Introduction

The Duffy blood group consists of two main antigens, Fya and Fyb, and is encoded by the atypical chemokine receptor 1 ( ACKR1) gene. About 60% of Black individuals have the Duffy null phenotype, Fy(a-b-) characterized by absence of expression of the Fya and Fyb antigens on red cells. The Duffy null phenotype in Black individuals is caused by homozygosity for a SNP (rs2814778; T>C; CC) in the ACKR1 gene promoter. This polymorphism results in the disruption of a binding site for the GATA1 erythroid transcription factor and silences expression of the Duffy antigens. There is a strong correlation between the Duffy null phenotype and the lower range of absolute neutrophil counts (ANC) observed in some Black individuals. The impact of Fy(a-b-) status on clinical outcomes in individuals with sickle cell disease (SCD) is not well studied. Neutropenia is a common toxicity with hydroxyurea (HU) in the treatment for SCD. We hypothesized that SCD patients with the Duffy null phenotype are at risk for lower ANCs with HU treatment, and potentially have different clinical outcomes compared to Duffy-positive patients.

Methods

Pediatric patients with SCD (HbSS and HbSB 0-thalassemia) treated with HU and enrolled in the St. Jude Children's Research Hospital observational cohort study, the Sickle Cell Clinical Research and Intervention Program (SCCRIP) were eligible. Patients who had available Duffy genotype and reached a maximal tolerated dose (MTD) of HU before 12/31/2021 were included. The MTD based on neutrophil counts was considered to be achieved at a dose when the ANC was between 1000 and 3000 /mm 3. Multivariate generalized linear regression model was used for association analysis after adjusting for age at HU initiation, sex, and 5 principal components. Mediation analysis was conducted to evaluate indirect effect of the Duffy null phenotype on time to MTD via baseline ANCs.

Results

A total of 250 patients met the inclusion criteria. One hundred eighty (72%) patients were Duffy null, and 70 (28%) patients were positive for at least one of Duffy antigen. The average patient age at starting HU was 5.9 ± 4 years old.

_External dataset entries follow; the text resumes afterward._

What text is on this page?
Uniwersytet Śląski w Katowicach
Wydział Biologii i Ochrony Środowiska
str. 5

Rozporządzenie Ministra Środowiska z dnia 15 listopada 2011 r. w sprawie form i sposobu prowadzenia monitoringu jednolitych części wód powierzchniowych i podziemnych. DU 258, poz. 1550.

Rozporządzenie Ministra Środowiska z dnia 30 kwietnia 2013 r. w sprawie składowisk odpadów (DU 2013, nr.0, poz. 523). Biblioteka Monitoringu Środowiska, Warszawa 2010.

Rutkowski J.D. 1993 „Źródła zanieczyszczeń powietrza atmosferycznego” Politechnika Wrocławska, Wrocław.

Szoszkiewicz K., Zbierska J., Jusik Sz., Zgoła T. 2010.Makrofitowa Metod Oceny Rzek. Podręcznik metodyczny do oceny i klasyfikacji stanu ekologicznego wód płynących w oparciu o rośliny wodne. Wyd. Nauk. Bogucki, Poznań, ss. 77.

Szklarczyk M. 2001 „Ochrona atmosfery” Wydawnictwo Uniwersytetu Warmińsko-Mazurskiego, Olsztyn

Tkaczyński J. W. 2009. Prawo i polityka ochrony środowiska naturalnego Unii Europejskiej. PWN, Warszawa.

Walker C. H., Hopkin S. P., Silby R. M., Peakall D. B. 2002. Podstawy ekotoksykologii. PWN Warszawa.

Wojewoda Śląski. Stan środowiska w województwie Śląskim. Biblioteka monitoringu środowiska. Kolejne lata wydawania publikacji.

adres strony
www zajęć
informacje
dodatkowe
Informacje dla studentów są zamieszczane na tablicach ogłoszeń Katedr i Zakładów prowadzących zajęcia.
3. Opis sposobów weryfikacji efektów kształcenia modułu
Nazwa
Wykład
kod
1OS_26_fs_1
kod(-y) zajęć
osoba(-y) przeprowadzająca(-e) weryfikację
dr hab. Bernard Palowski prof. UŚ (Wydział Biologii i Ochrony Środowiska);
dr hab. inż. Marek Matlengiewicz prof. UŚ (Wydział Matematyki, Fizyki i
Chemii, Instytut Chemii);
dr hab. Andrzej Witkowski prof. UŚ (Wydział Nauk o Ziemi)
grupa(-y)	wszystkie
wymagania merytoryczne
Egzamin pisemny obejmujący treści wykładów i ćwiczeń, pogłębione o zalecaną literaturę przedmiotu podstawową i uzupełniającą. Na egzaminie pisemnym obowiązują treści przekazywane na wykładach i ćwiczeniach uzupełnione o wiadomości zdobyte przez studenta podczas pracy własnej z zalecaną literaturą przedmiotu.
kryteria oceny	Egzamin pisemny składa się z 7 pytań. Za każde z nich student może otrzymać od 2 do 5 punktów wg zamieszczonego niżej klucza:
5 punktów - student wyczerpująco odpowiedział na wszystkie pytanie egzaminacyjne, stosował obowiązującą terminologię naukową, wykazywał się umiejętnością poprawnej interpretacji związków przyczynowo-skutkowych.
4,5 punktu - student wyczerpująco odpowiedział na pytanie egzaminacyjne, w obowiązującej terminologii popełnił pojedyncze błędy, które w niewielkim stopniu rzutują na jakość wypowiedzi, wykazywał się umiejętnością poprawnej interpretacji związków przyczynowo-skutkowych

Female patients accounted for 44.8% (n= 112) of the study population. The mean MTD of HU was 28.0 ± 5.5 mg/kg/day, the time to MTD was 2.3 ± 2.7 years, and there was no significant difference between Duffy-null and Duffy-positive patients. The Duffy null phenotype was associated with a significantly lower baseline ANCs (Duffy-null: 3800 ± 2684 /mm 3 vs. Duffy-positive: 4702 ± 3015 /mm 3; p = 0.005; Figure A), and more frequent episodes of ANC <1500 /mm 3 in the first two years after starting HU (Duffy-null: 1.2 ± 2.3 times/patent vs. Duffy-positive: 0.5 ± 1.2 times/patient; p = 0.006; Figure B). Although the Duffy null phenotype did not have a direct effect on the time to MTD, it affected the time to MTD indirectly via baseline ANC (mediation indirect effect test p = 0.01) since the higher the baseline ANCs were, the longer it took to reach MTD (p = 0.0002). We did not find the Duffy null phenotype associated with Hgb, MCV and HbF at base line, one or two years after starting HU. In addition, there was no association of Duffy status on frequencies of vaso-occlusive crisis and acute chest syndrome within 2 years after HU initiation. Notably, MCV increased significantly after HU initiation (Baseline: 83.5 ± 7.6 fl; two-year post HU: 99.0 ± 12.0 fl; p <0.00001), the increases were similar between Duffy-null and Duffy-positive patients (p = 0.36), suggesting similar HU adherence.

Conclusion

Patients with SCD and the Duffy null phenotype have more frequent episodes of lower ANC with HU treatment. However, Duffy status was not associated with risks for other adverse clinical outcomes.

No relevant conflicts of interest to declare.